VERONA, 11 luglio 2026 - I grandi ritorni segnano il festival areniano in corso: dopo l’Aida e Nabucco firmati Stefano Poda, simillimi se non addirittura “gemelli” (ma si è fatta già l’abitudine), torna La bohème pucciniana messa in scena da Alfonso Signorini nel 2024: la musica cambia decisamente. Ora al pubblico si propone l’allestimento decisamente “tranquillo”, si direbbe gemellato con la nuova Traviata e non c’è da stupirsi, visto che le scenografie sontuose portano in entrambi i casi la firma di Juan Guillermo Nova. Le sue immense tele dipinte rappresentano luoghi di culto per milioni di turisti da tutto il mondo: le case caratteristiche angolari parigine che quasi quasi fanno nascere il desiderio di tornare nella capitale francese, caffè sempre affollati, viali larghi alberati. Grazie alle scene di Nova, La bohéme, opera “da camera”, non sfigura negli spazi enormi areniani, anzi, li abbellisce. La regia di Signorini non presenta alcuna sorpresa, in ossequio a quello che sembra essere il gusto areniano; non è altro che un pedissequo rispecchiamento del libretto nato per non disturbare né distinguersi.

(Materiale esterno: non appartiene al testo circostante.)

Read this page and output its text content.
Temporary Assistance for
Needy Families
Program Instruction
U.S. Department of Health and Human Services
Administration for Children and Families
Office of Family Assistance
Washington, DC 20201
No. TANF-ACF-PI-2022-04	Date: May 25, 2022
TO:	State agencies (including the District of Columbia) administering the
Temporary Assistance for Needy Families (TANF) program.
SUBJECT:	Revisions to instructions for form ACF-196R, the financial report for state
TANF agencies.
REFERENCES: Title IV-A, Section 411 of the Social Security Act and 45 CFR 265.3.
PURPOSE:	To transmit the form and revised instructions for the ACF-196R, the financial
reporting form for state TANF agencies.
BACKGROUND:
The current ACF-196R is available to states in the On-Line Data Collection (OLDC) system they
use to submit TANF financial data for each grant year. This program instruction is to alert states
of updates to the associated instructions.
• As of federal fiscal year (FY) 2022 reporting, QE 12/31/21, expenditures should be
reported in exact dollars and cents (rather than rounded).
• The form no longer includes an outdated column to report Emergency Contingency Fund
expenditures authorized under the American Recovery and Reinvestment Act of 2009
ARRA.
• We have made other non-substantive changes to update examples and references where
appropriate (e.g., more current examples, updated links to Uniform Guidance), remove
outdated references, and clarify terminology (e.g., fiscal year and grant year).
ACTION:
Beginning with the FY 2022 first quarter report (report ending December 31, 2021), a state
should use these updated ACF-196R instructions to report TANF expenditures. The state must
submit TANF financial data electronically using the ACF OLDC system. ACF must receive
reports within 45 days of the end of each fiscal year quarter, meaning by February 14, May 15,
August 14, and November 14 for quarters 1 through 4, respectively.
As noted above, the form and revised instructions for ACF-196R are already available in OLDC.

Tra i cantanti è, certamente, il soprano mantovano Eleonora Buratto che ottiene il maggiore successo. La cantante, che vanta una lunga esperienza dell’interpretazione del ruolo di Mimì, non delude i suoi ammiratori e regala grandi soddisfazioni grazie allo strumento morbido e lucente e alla recitazione commovente. La voce della “gaia fioraia” vola sopra l’immensa Arena e conquista i cuori con il suo canto espressivo. Rodolfo è l’onnipresente tenore azero Yusif Eyvazov già ascoltato in Aida con esito controverso (ah, quel perfido si bemolle finale nella romanza!). Sembra che nulla possa fermare l’uragano chiamato Eyvazov, ma gli esiti delle sue esibizioni spesso sono alterni e fanno sospirare chi ricorda le voci di una volta. La natura gli ha fatto un grande dono quanto a coraggio e grinta, ma non bastano: per i “mitici” ruoli tenorili ci vogliono una personalità artistica affascinante, un timbro bello, un’emissione morbida, altrimenti il pubblico è costretto ad accontentarsi.

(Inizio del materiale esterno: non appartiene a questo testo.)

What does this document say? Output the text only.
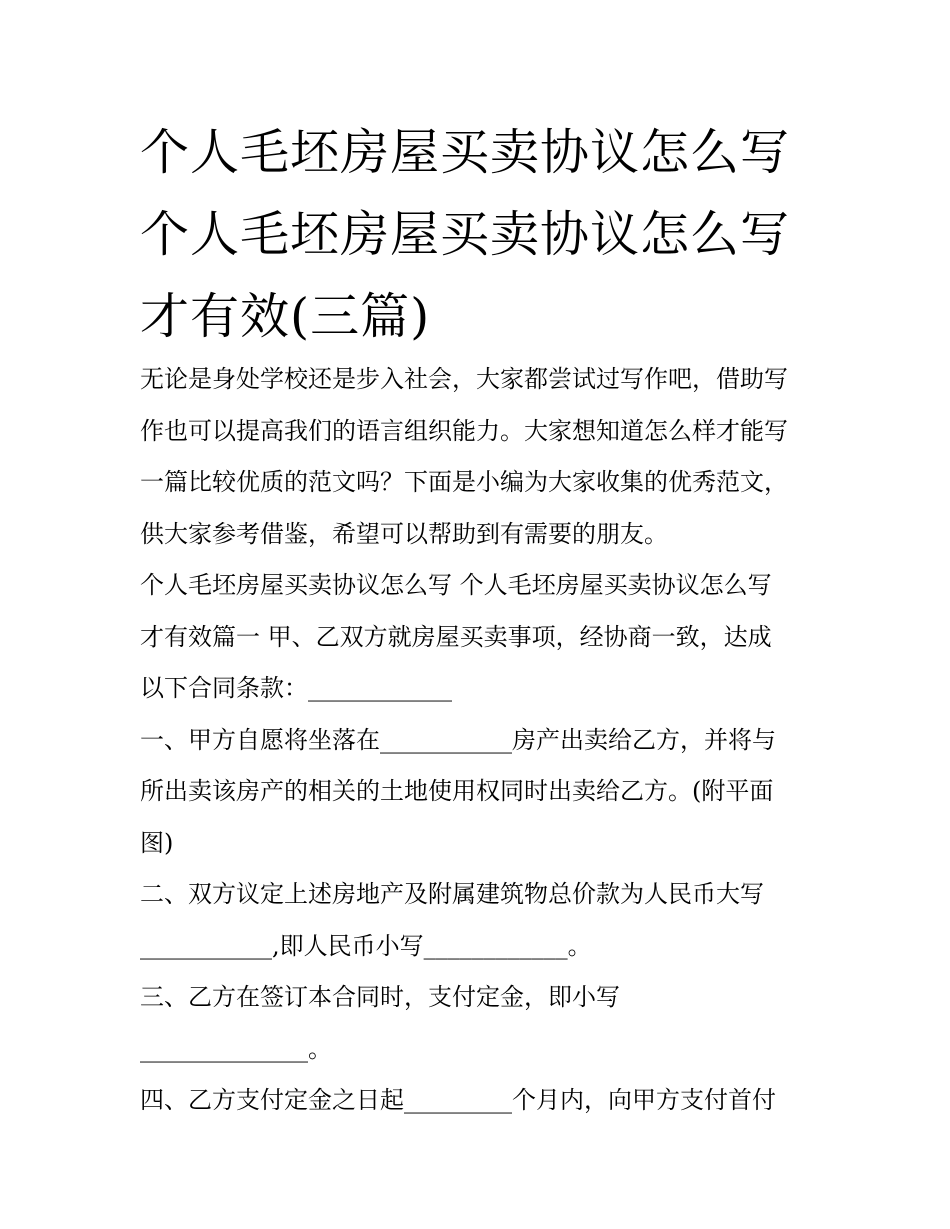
个人毛坯房屋买卖协议怎么写
个人毛坯房屋买卖协议怎么写
才有效(三篇)
无论是身处学校还是步入社会，大家都尝试过写作吧，借助写
作也可以提高我们的语言组织能力。大家想知道怎么样才能写
一篇比较优质的范文吗？下面是小编为大家收集的优秀范文，
供大家参考借鉴，希望可以帮助到有需要的朋友。
个人毛坯房屋买卖协议怎么写 个人毛坯房屋买卖协议怎么写
才有效篇一 甲、乙双方就房屋买卖事项，经协商一致，达成
以下合同条款：____________
一、甲方自愿将坐落在___________房产出卖给乙方，并将与
所出卖该房产的相关的土地使用权同时出卖给乙方。(附平面
图)
二、双方议定上述房地产及附属建筑物总价款为人民币大写
___________,即人民币小写____________。
三、乙方在签订本合同时，支付定金，即小写
______________。
四、乙方支付定金之日起_________个月内，向甲方支付首付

La seconda coppia tiene bene testa a quella dei protagonisti, il baritono Mihai Damian, Marcello, delizia con la sua voce di baritono solida e dal bel timbro virile e il soprano Francesca Pia Vitale regala uno strumento piacevolmente sonoro a una Musetta molto femminile, spiritosa e umana. I rimanenti “due moschettieri” sono Alexander Roslavets, Colline dalla voce di basso bella e profonda, e Jan Anthem, Schaunard in possesso di un nobile timbro baritonale.

Il “pignolo” Puccini dava sempre una grande importanza ai personaggi di contorno (in Madama Butterfly lo preoccupava soprattutto Goro) e sarebbe stato soddisfatto del lavoro scrupoloso degli interpreti dei cosiddetti “piccoli” ruoli. L’Arena di Verona ne vanta davvero eccellenti: Nicolò Ceriani (Benoit), Gianfranco Montresor (Alcindoro), Carlo Bosi (Parpignol), Nicolò Rigano (sergente dei doganieri), Maurizio Pantò (un doganiere), tutti impeccabili .

Sul podio Francesco Lanzillotta – che per la prima volta sale sul podio areniano - offre un’interpretazione più che soddisfacente, gli è consona la grande capacità di Puccini di cogliere le atmosfere dei luoghi e i movimenti delle anime di “quattro moschettieri” e due fanciulle, ottenendo un buon equilibrio tra le pagine liriche e struggenti e quelle scherzose e goliardiche.

Fantastici, come sempre, il coro areniano e il coro di voci bianche A.LI.VE., preparati rispettivamente da Roberto Gabbiani e Paolo Facincani.

La recita dell’11 luglio è stata interrotta dai grandi applausi con i quali il pubblico ha premiato Eleonora Buratto per l’esecuzione di “Mi chiamano Mimì”. Subito dopo è scoppiata una pioggia che ha costretto gli spettatori di rifugiarsi negli arcovoli, di durata di ben due ore! Cessato il diluvio, la recita è ripartita e si è conclusa col successo alle due e cinquanta di notte.